Anlaşılan o ki buraya
“Ankara’ya kadar gittik ama laf anlatamadık!” demek için
gelmişler.
ABD heyeti, Fırat’ın doğusuna
ilişkin olarak güya Türkiye’nin kaygılarını dinleyip gereğini
yapmak için geliyordu. Geldiler fakat onlar yoldayken bir skandal
patladı:
Ankara’daki müzakereler daha
başlamadan sanki özür dilemek ve müsterih olun diye teminat vermek
için CENTCOM/ABD Merkezi Kuvvetler Komutanı General Kenneth
McKenzie, ve DEAŞ karşıtı koalisyon temsilcilerinden Büyükelçi
William Roebuck, Suriye’nin PYD/YPG işgalindeki bölgeye giderek
burada SGD/Suriye Demokratik Güçler’in sözüm ona komutanı Şahin
Cilo ile görüşmüştü. Bizim “terör” örgütü dediğimize Washington
“SGD” diyor.
Bu görüşmeyi, PYD/YPG sözcüsü
Twitter’dan duyurdu. Bu duyurma işi ya Amerika tarafından istendi.

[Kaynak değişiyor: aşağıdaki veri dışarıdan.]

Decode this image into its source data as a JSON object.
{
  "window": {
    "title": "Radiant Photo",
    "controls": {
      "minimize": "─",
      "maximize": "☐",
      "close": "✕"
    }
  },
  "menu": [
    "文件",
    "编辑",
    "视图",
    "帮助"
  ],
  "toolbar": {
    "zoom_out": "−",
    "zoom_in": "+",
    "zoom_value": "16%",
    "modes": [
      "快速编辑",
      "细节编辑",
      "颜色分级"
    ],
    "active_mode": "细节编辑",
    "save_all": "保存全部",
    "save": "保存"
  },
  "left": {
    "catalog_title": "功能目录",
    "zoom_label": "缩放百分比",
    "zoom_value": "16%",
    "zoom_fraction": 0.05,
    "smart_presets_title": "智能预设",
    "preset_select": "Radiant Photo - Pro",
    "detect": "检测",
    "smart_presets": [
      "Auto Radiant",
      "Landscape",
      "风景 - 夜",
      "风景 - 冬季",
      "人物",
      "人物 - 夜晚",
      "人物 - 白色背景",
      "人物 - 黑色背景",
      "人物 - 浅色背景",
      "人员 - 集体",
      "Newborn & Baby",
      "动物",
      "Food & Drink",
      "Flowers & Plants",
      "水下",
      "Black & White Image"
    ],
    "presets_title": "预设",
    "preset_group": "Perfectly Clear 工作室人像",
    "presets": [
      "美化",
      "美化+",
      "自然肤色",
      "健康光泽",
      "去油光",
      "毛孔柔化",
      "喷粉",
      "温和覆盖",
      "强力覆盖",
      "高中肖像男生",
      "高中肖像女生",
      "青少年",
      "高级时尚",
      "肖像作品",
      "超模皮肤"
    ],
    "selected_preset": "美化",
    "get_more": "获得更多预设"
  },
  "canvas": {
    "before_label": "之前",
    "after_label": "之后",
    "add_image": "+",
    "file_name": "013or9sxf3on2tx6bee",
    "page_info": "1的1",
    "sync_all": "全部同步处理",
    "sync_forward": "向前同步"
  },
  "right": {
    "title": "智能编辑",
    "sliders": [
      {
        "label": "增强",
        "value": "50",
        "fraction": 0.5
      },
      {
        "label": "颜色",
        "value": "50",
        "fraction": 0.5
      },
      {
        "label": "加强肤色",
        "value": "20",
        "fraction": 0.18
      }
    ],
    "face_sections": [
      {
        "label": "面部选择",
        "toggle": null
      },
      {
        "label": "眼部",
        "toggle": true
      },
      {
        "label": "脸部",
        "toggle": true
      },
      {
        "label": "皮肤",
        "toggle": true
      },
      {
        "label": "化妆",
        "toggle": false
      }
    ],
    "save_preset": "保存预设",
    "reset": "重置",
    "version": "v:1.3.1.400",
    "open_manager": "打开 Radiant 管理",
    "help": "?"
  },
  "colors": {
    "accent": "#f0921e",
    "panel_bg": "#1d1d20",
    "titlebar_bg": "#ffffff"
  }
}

Veya PYD arayı bozmak için yaptı. Niyetleri ne olursa olsun. Önemli
olan “stratejik ortakların” böyle bir görüşme yapmış
olmalarıdır.
James Jeffrey, daha Ankara’ya
inmemişken bu haber, ikili müzakereleri kekte hâle getirmişti.
Toplantı, ikili oynayan, kafasının arkasında başka hesaplar olan
bir muhatapla görüşme rahatsızlığıyla cereyan etti. Öyle
anlaşılıyor ki bugüne kadar sadece havanda su dövülmüş. Bu
müzakerelerden mutabakat çıkması mümkün değil. Teklif ve talepler,
ortası bulunamayacak denli birbirine zıt ve uzak.
Bir kere konunun masaya
yatırılmasında çok geç kalınmıştır. Türkiye, Güvenli Bölge’yi 10
yıl önce teklif etmiş fakat Amerika, bunu duymazdan
gelmişti.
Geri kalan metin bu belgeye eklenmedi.